I think people are looking for a single answer when it comes to health disparities, but once again the data are more nuanced. For instance, if you look at PET scan utilization by race and ethnicity, we continually see persistent differential usage by race because the test requires substantial infrastructure, investment, and maintenance by health care facilities. Telling a different story, we don’t see racial disparities with Oncotype DX usage data, most likely because patients don’t encounter treatment barriers, such as facility-level infrastructure—anyone can ship the diagnostic to Redwood, CA. But when a student of mine was researching a different Oncotype DX data set and concordant care—she saw disparities emerge and found that compared to minorities, white women were more frequently tested outside of what was considered guideline-concordant care, which amounted to better-quality care. We know this because later, guidelines were expanded to include the care white women received before it was recognized as standard.
In your estimation, what has had the greatest impact on cancer care?
Personalized medicine and immune-oncology treatments have been real game-changers in cancer care. Unfortunately, immune-oncology agents, such as checkpoint inhibitors, don’t work on all cancers and are only effective in a small subset, maybe 20% of the population, for most cancer types.
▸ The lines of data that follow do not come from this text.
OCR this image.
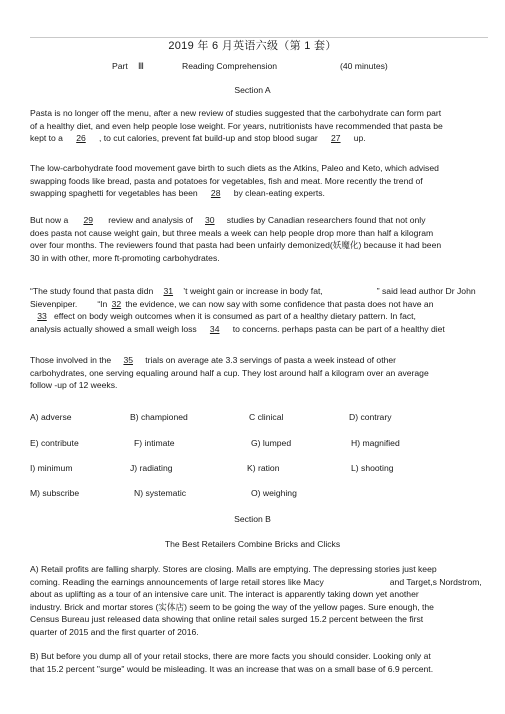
2019 年 6 月英语六级（第 1 套）
Part Ⅲ	Reading Comprehension	(40 minutes)
Section A

Pasta is no longer off the menu, after a new review of studies suggested that the carbohydrate can form part

of a healthy diet, and even help people lose weight. For years, nutritionists have recommended that pasta be

kept to a 26 , to cut calories, prevent fat build-up and stop blood sugar 27 up.

The low-carbohydrate food movement gave birth to such diets as the Atkins, Paleo and Keto, which advised

swapping foods like bread, pasta and potatoes for vegetables, fish and meat. More recently the trend of

swapping spaghetti for vegetables has been 28 by clean-eating experts.

But now a 29 review and analysis of 30 studies by Canadian researchers found that not only

does pasta not cause weight gain, but three meals a week can help people drop more than half a kilogram

over four months. The reviewers found that pasta had been unfairly demonized(妖魔化) because it had been

30 in with other, more ft-promoting carbohydrates.

“The study found that pasta didn 31 ’t weight gain or increase in body fat,	” said lead author Dr John

Sievenpiper. “In 32 the evidence, we can now say with some confidence that pasta does not have an

33 effect on body weigh outcomes when it is consumed as part of a healthy dietary pattern. In fact,

analysis actually showed a small weigh loss 34 to concerns. perhaps pasta can be part of a healthy diet

Those involved in the 35 trials on average ate 3.3 servings of pasta a week instead of other

carbohydrates, one serving equaling around half a cup. They lost around half a kilogram over an average

follow -up of 12 weeks.

A) adverse	B) championed	C clinical	D) contrary
E) contribute	F) intimate	G) lumped	H) magnified
I) minimum	J) radiating	K) ration	L) shooting
M) subscribe	N) systematic	O) weighing
Section B
The Best Retailers Combine Bricks and Clicks

A) Retail profits are falling sharply. Stores are closing. Malls are emptying. The depressing stories just keep

coming. Reading the earnings announcements of large retail stores like Macy	and Target,s Nordstrom,

about as uplifting as a tour of an intensive care unit. The interact is apparently taking down yet another

industry. Brick and mortar stores (实体店) seem to be going the way of the yellow pages. Sure enough, the

Census Bureau just released data showing that online retail sales surged 15.2 percent between the first

quarter of 2015 and the first quarter of 2016.

B) But before you dump all of your retail stocks, there are more facts you should consider. Looking only at

that 15.2 percent "surge" would be misleading. It was an increase that was on a small base of 6.9 percent.
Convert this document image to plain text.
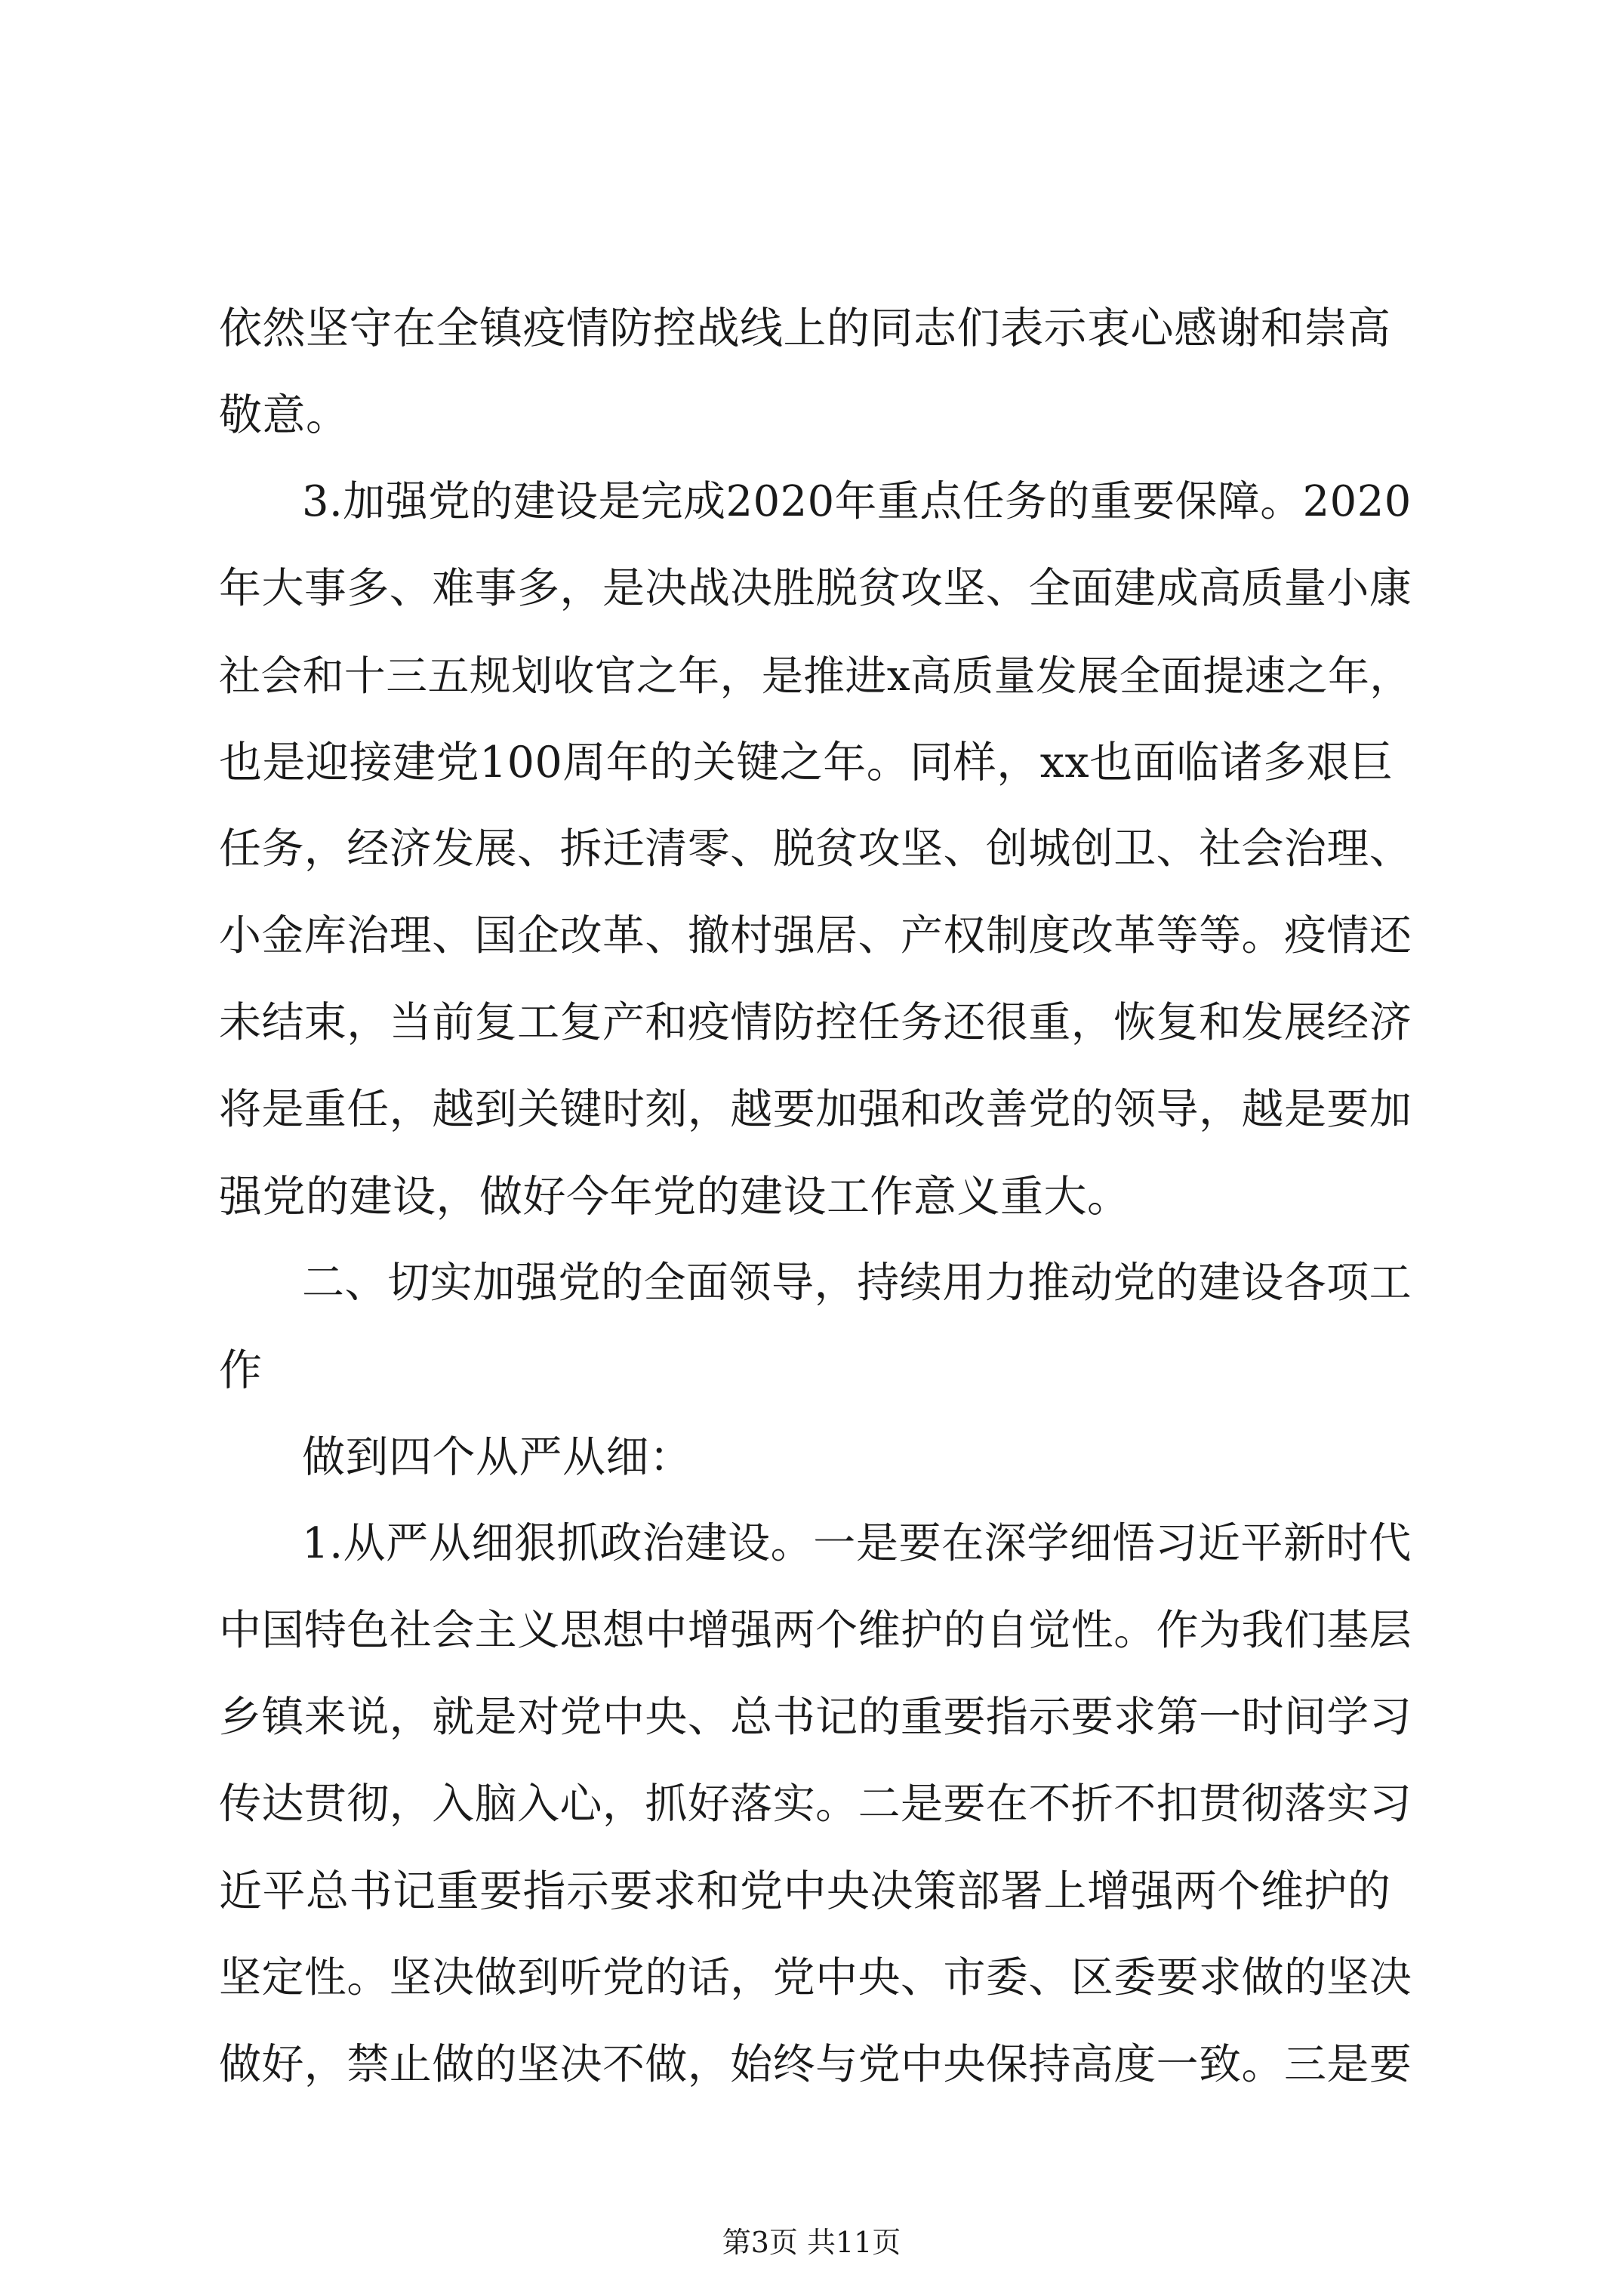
依然坚守在全镇疫情防控战线上的同志们表示衷心感谢和崇高
敬意。
3.加强党的建设是完成2020年重点任务的重要保障。2020
年大事多、难事多，是决战决胜脱贫攻坚、全面建成高质量小康
社会和十三五规划收官之年，是推进x高质量发展全面提速之年，
也是迎接建党100周年的关键之年。同样，xx也面临诸多艰巨
任务，经济发展、拆迁清零、脱贫攻坚、创城创卫、社会治理、
小金库治理、国企改革、撤村强居、产权制度改革等等。疫情还
未结束，当前复工复产和疫情防控任务还很重，恢复和发展经济
将是重任，越到关键时刻，越要加强和改善党的领导，越是要加
强党的建设，做好今年党的建设工作意义重大。
二、切实加强党的全面领导，持续用力推动党的建设各项工
作
做到四个从严从细：
1.从严从细狠抓政治建设。一是要在深学细悟习近平新时代
中国特色社会主义思想中增强两个维护的自觉性。作为我们基层
乡镇来说，就是对党中央、总书记的重要指示要求第一时间学习
传达贯彻，入脑入心，抓好落实。二是要在不折不扣贯彻落实习
近平总书记重要指示要求和党中央决策部署上增强两个维护的
坚定性。坚决做到听党的话，党中央、市委、区委要求做的坚决
做好，禁止做的坚决不做，始终与党中央保持高度一致。三是要
第3页 共11页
But for whom it does work, it can be akin to a cure. Unlike the typical, blunt-tool cancer treatments—chemotherapy, surgery, and radiation—these new immune-oncology drugs use one’s immune system to recognize and attack cancer as a foreign invader. Expanding on this new family of drugs, researchers are now developing more immuno-oncology agents, doing clinical trials to come up with different cocktails, creating diagnostics to predict who will benefit, and determining how immune-oncology agents fit in with chemotherapy and radiation. We now have treatments, like CAR T therapy for example, that can genetically engineer a patient’s immune cells to recognize cancer cells. Although exciting, these types of therapies haven’t been developed and/or shown to work in many other cancer types just yet.
I have a pending R01 application that will study the survival, cost, and sequencing of treatment in patients 65 years and older who receive immune-oncology agents. I’m interested in this age group for several reasons—number one, they aren’t represented in clinical trials, yet most people receive a cancer diagnosis when they are 65 and older. Number two, we’ll soon be hit with a “silver tsunami” (baby-boomers turning 65) causing a huge jump in cancer diagnoses that will tax the oncology system and force us to determine ways cancer survivors are brought back into the normal healthcare system.